The energy and the rawness of his Fourth String Quartet have always attracted me to it. If someone asked me to pick one to review on my site, that's the one I'd go for.

FK


----------



## Guest (Oct 2, 2009)

Where's the "all" button? They're all different and all good. I wouldn't want to be without any of them.

But the sixth is the easiest one for me to listen to over and over, the most consistently inventive and imaginative. But really, listening to all of them, that's not really saying much.


----------



## Dim7 (Apr 24, 2009)

some guy said:


> Where's the "all" button? They're all different and all good. I wouldn't want to be without any of them.
> 
> But the sixth is the easiest one for me to listen to over and over, the most consistently inventive and imaginative. But really, listening to all of them, that's not really saying much.


Because that would be too easy  And your reasons for choosing the sixth were pretty good - if they were true I don't think you could have chosen any other, as much as you might like them.


----------



## JAKE WYB (May 28, 2009)

I love all of them too though 3,4 & 5 I would be choosing amongst as they are more well rounded musical conceptions and consistently enjoyable. 

I think three is perhaps the most refined and well conceived in its two-half form but i find it too short, and 5 is less striking than 4, and 4 gets my vote because I have a panchant for the 5 movement shape, and the inner three movements i find contain in each of their own way some of the greatest quartet writing there has ever been


----------



## MrTortoise (Dec 25, 2008)

I heard the 5th first, so for purely sentimental reasons it is my favorite.


----------



## TresPicos (Mar 21, 2009)

I could have used two votes, one for #4 and one for #6. To me, they are equally great, and really among the best string quartets ever written. 
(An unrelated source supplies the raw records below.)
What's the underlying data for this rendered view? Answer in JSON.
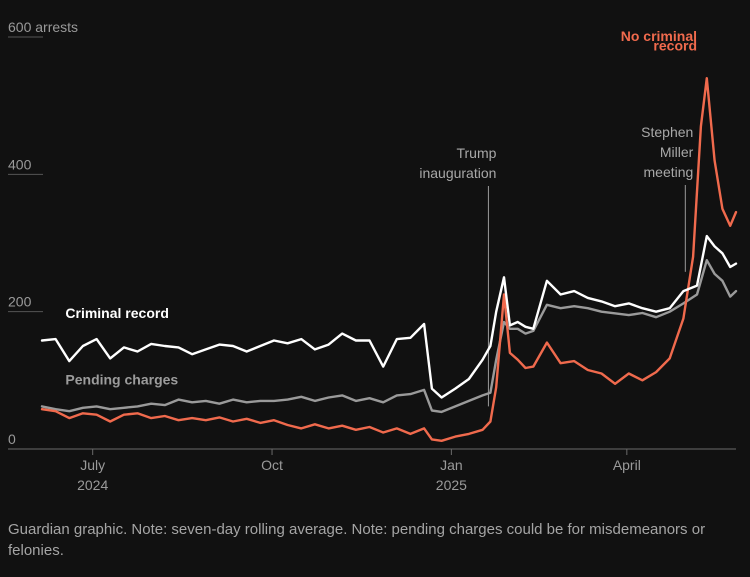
{
  "chart_data": {
    "type": "line",
    "ylim": [
      0,
      600
    ],
    "y_ticks": [
      {
        "value": 600,
        "label": "600 arrests"
      },
      {
        "value": 400,
        "label": "400"
      },
      {
        "value": 200,
        "label": "200"
      },
      {
        "value": 0,
        "label": "0"
      }
    ],
    "x_range": [
      "2024-06-05",
      "2025-05-27"
    ],
    "x_ticks": [
      {
        "date": "2024-07-01",
        "label": "July",
        "sublabel": "2024"
      },
      {
        "date": "2024-10-01",
        "label": "Oct",
        "sublabel": ""
      },
      {
        "date": "2025-01-01",
        "label": "Jan",
        "sublabel": "2025"
      },
      {
        "date": "2025-04-01",
        "label": "April",
        "sublabel": ""
      }
    ],
    "series": [
      {
        "name": "Criminal record",
        "color": "#ffffff",
        "points": [
          [
            "2024-06-05",
            158
          ],
          [
            "2024-06-12",
            160
          ],
          [
            "2024-06-19",
            128
          ],
          [
            "2024-06-26",
            150
          ],
          [
            "2024-07-03",
            160
          ],
          [
            "2024-07-10",
            132
          ],
          [
            "2024-07-17",
            148
          ],
          [
            "2024-07-24",
            142
          ],
          [
            "2024-07-31",
            153
          ],
          [
            "2024-08-07",
            150
          ],
          [
            "2024-08-14",
            148
          ],
          [
            "2024-08-21",
            138
          ],
          [
            "2024-08-28",
            145
          ],
          [
            "2024-09-04",
            152
          ],
          [
            "2024-09-11",
            150
          ],
          [
            "2024-09-18",
            142
          ],
          [
            "2024-09-25",
            150
          ],
          [
            "2024-10-02",
            158
          ],
          [
            "2024-10-09",
            154
          ],
          [
            "2024-10-16",
            160
          ],
          [
            "2024-10-23",
            145
          ],
          [
            "2024-10-30",
            152
          ],
          [
            "2024-11-06",
            168
          ],
          [
            "2024-11-13",
            158
          ],
          [
            "2024-11-20",
            158
          ],
          [
            "2024-11-27",
            120
          ],
          [
            "2024-12-04",
            160
          ],
          [
            "2024-12-11",
            162
          ],
          [
            "2024-12-18",
            182
          ],
          [
            "2024-12-22",
            88
          ],
          [
            "2024-12-27",
            75
          ],
          [
            "2025-01-03",
            88
          ],
          [
            "2025-01-10",
            102
          ],
          [
            "2025-01-17",
            130
          ],
          [
            "2025-01-21",
            150
          ],
          [
            "2025-01-24",
            200
          ],
          [
            "2025-01-28",
            250
          ],
          [
            "2025-01-31",
            180
          ],
          [
            "2025-02-04",
            185
          ],
          [
            "2025-02-08",
            178
          ],
          [
            "2025-02-12",
            175
          ],
          [
            "2025-02-19",
            245
          ],
          [
            "2025-02-26",
            225
          ],
          [
            "2025-03-05",
            230
          ],
          [
            "2025-03-12",
            220
          ],
          [
            "2025-03-19",
            215
          ],
          [
            "2025-03-26",
            208
          ],
          [
            "2025-04-02",
            212
          ],
          [
            "2025-04-09",
            205
          ],
          [
            "2025-04-16",
            200
          ],
          [
            "2025-04-23",
            205
          ],
          [
            "2025-04-30",
            230
          ],
          [
            "2025-05-07",
            238
          ],
          [
            "2025-05-12",
            310
          ],
          [
            "2025-05-16",
            295
          ],
          [
            "2025-05-20",
            285
          ],
          [
            "2025-05-24",
            265
          ],
          [
            "2025-05-27",
            270
          ]
        ]
      },
      {
        "name": "Pending charges",
        "color": "#9a9a9a",
        "points": [
          [
            "2024-06-05",
            62
          ],
          [
            "2024-06-12",
            58
          ],
          [
            "2024-06-19",
            55
          ],
          [
            "2024-06-26",
            60
          ],
          [
            "2024-07-03",
            62
          ],
          [
            "2024-07-10",
            58
          ],
          [
            "2024-07-17",
            60
          ],
          [
            "2024-07-24",
            62
          ],
          [
            "2024-07-31",
            66
          ],
          [
            "2024-08-07",
            64
          ],
          [
            "2024-08-14",
            72
          ],
          [
            "2024-08-21",
            68
          ],
          [
            "2024-08-28",
            70
          ],
          [
            "2024-09-04",
            66
          ],
          [
            "2024-09-11",
            72
          ],
          [
            "2024-09-18",
            68
          ],
          [
            "2024-09-25",
            70
          ],
          [
            "2024-10-02",
            70
          ],
          [
            "2024-10-09",
            72
          ],
          [
            "2024-10-16",
            76
          ],
          [
            "2024-10-23",
            70
          ],
          [
            "2024-10-30",
            75
          ],
          [
            "2024-11-06",
            78
          ],
          [
            "2024-11-13",
            70
          ],
          [
            "2024-11-20",
            74
          ],
          [
            "2024-11-27",
            68
          ],
          [
            "2024-12-04",
            78
          ],
          [
            "2024-12-11",
            80
          ],
          [
            "2024-12-18",
            86
          ],
          [
            "2024-12-22",
            56
          ],
          [
            "2024-12-27",
            54
          ],
          [
            "2025-01-03",
            62
          ],
          [
            "2025-01-10",
            70
          ],
          [
            "2025-01-17",
            78
          ],
          [
            "2025-01-21",
            82
          ],
          [
            "2025-01-24",
            130
          ],
          [
            "2025-01-28",
            185
          ],
          [
            "2025-01-31",
            175
          ],
          [
            "2025-02-04",
            175
          ],
          [
            "2025-02-08",
            168
          ],
          [
            "2025-02-12",
            172
          ],
          [
            "2025-02-19",
            210
          ],
          [
            "2025-02-26",
            205
          ],
          [
            "2025-03-05",
            208
          ],
          [
            "2025-03-12",
            205
          ],
          [
            "2025-03-19",
            200
          ],
          [
            "2025-04-02",
            195
          ],
          [
            "2025-04-09",
            198
          ],
          [
            "2025-04-16",
            192
          ],
          [
            "2025-04-23",
            200
          ],
          [
            "2025-04-30",
            212
          ],
          [
            "2025-05-07",
            225
          ],
          [
            "2025-05-12",
            275
          ],
          [
            "2025-05-16",
            255
          ],
          [
            "2025-05-20",
            245
          ],
          [
            "2025-05-24",
            222
          ],
          [
            "2025-05-27",
            230
          ]
        ]
      },
      {
        "name": "No criminal record",
        "color": "#f06a4d",
        "points": [
          [
            "2024-06-05",
            58
          ],
          [
            "2024-06-12",
            55
          ],
          [
            "2024-06-19",
            45
          ],
          [
            "2024-06-26",
            52
          ],
          [
            "2024-07-03",
            50
          ],
          [
            "2024-07-10",
            40
          ],
          [
            "2024-07-17",
            50
          ],
          [
            "2024-07-24",
            52
          ],
          [
            "2024-07-31",
            45
          ],
          [
            "2024-08-07",
            48
          ],
          [
            "2024-08-14",
            42
          ],
          [
            "2024-08-21",
            45
          ],
          [
            "2024-08-28",
            42
          ],
          [
            "2024-09-04",
            46
          ],
          [
            "2024-09-11",
            40
          ],
          [
            "2024-09-18",
            44
          ],
          [
            "2024-09-25",
            38
          ],
          [
            "2024-10-02",
            42
          ],
          [
            "2024-10-09",
            35
          ],
          [
            "2024-10-16",
            30
          ],
          [
            "2024-10-23",
            36
          ],
          [
            "2024-10-30",
            30
          ],
          [
            "2024-11-06",
            34
          ],
          [
            "2024-11-13",
            28
          ],
          [
            "2024-11-20",
            32
          ],
          [
            "2024-11-27",
            24
          ],
          [
            "2024-12-04",
            30
          ],
          [
            "2024-12-11",
            22
          ],
          [
            "2024-12-18",
            30
          ],
          [
            "2024-12-22",
            14
          ],
          [
            "2024-12-27",
            12
          ],
          [
            "2025-01-03",
            18
          ],
          [
            "2025-01-10",
            22
          ],
          [
            "2025-01-17",
            28
          ],
          [
            "2025-01-21",
            40
          ],
          [
            "2025-01-24",
            90
          ],
          [
            "2025-01-28",
            225
          ],
          [
            "2025-01-31",
            140
          ],
          [
            "2025-02-04",
            130
          ],
          [
            "2025-02-08",
            118
          ],
          [
            "2025-02-12",
            120
          ],
          [
            "2025-02-19",
            155
          ],
          [
            "2025-02-26",
            125
          ],
          [
            "2025-03-05",
            128
          ],
          [
            "2025-03-12",
            115
          ],
          [
            "2025-03-19",
            110
          ],
          [
            "2025-03-26",
            95
          ],
          [
            "2025-04-02",
            110
          ],
          [
            "2025-04-09",
            100
          ],
          [
            "2025-04-16",
            112
          ],
          [
            "2025-04-23",
            132
          ],
          [
            "2025-04-30",
            190
          ],
          [
            "2025-05-05",
            280
          ],
          [
            "2025-05-09",
            470
          ],
          [
            "2025-05-12",
            540
          ],
          [
            "2025-05-16",
            420
          ],
          [
            "2025-05-20",
            350
          ],
          [
            "2025-05-24",
            325
          ],
          [
            "2025-05-27",
            345
          ]
        ]
      }
    ],
    "series_labels": [
      {
        "text": "Criminal record",
        "class": "lbl-white",
        "date": "2024-06-17",
        "value": 191
      },
      {
        "text": "Pending charges",
        "class": "lbl-grey",
        "date": "2024-06-17",
        "value": 94
      },
      {
        "text": "No criminal",
        "class": "lbl-red",
        "date": "2025-05-07",
        "value": 594,
        "anchor": "end"
      },
      {
        "text": "record",
        "class": "lbl-red",
        "date": "2025-05-07",
        "value": 580,
        "anchor": "end"
      }
    ],
    "annotations": [
      {
        "lines": [
          "Trump",
          "inauguration"
        ],
        "date": "2025-01-20",
        "line_to": 62
      },
      {
        "lines": [
          "Stephen",
          "Miller",
          "meeting"
        ],
        "date": "2025-05-01",
        "line_to": 258
      }
    ]
  },
  "note": "Guardian graphic. Note: seven-day rolling average. Note: pending charges could be for misdemeanors or felonies."
}
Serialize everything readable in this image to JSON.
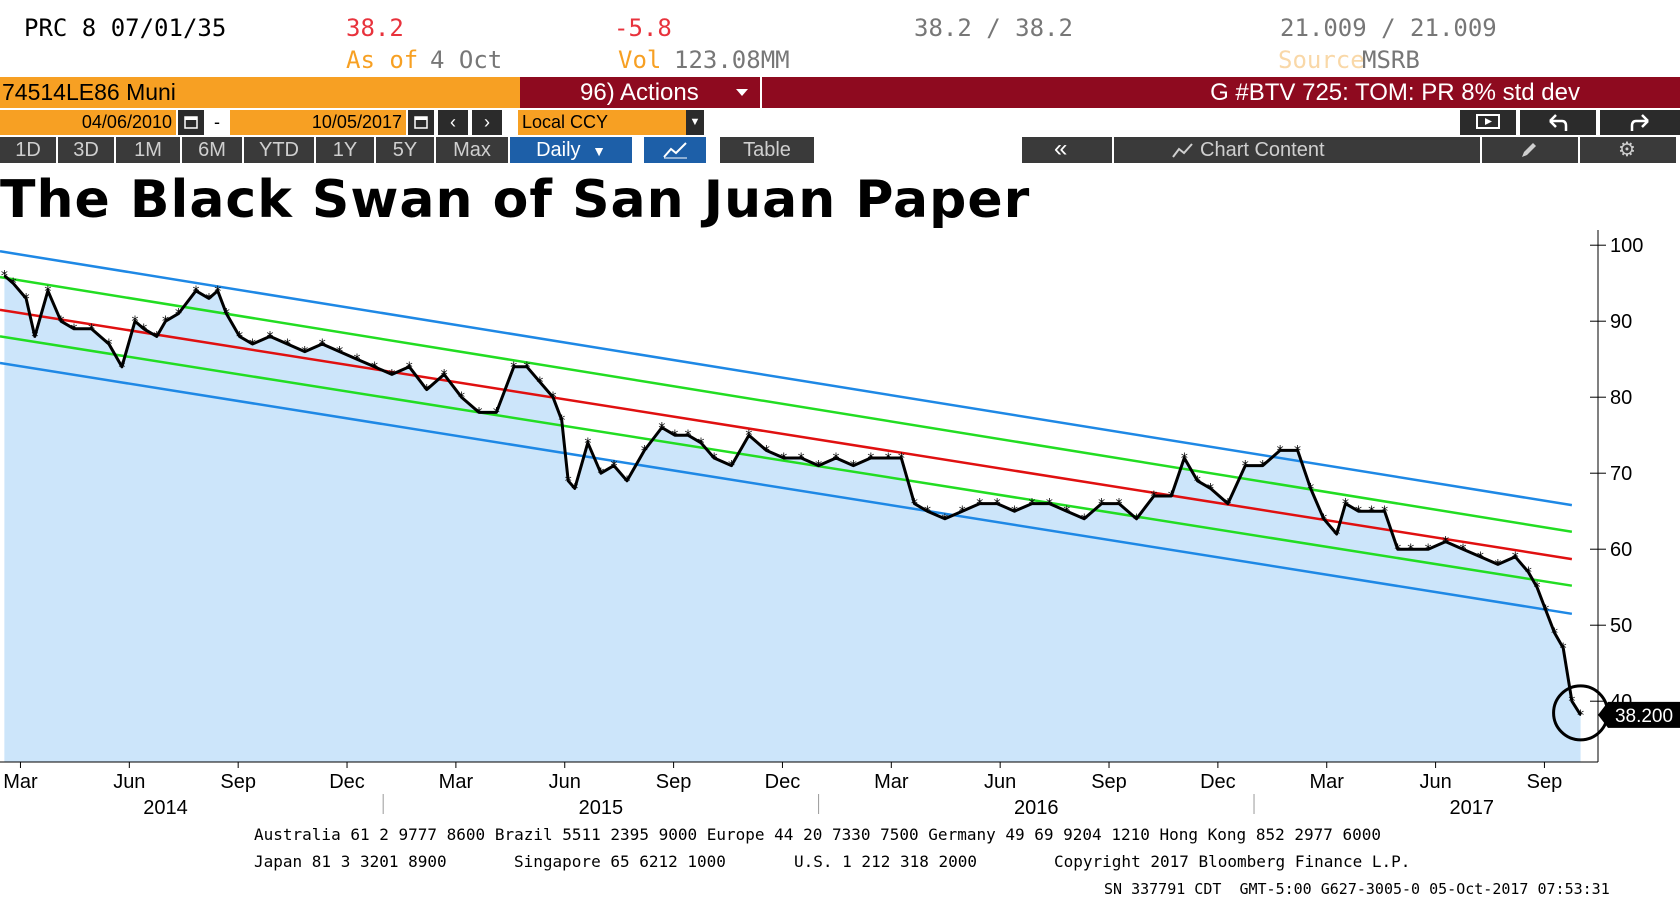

So, I flipped a coin, and it seems my favorite is #6.


----------



## cultchas (Sep 19, 2009)

Sixth here. But i love them all.


----------



## bdelykleon (May 21, 2009)

I picked the fifth, it was the first I heard, and it was like a revelation to me, I'd never heard Bartók before or indeed any modern music, and was really amazed with that music. So it has an aesthetic but alsa an emotional judgement in that. Musically it is also superb, I like specially ts first movement, a brilliant paraphrasis of a sonata form, specially of Beethoven's fifth, it has always amazed me. But I like equally the "inner" quartets 2-5, the outer ones I don't like that much. I don't like Bartók's very late works like the piano concerto no. 3, the concerto for orquestra, the viola concerto.


----------



## Dim7 (Apr 24, 2009)

I'm a bit surprised that the sixth has most votes now. I thought the third, fifth and especially the fourth were the most popular.


----------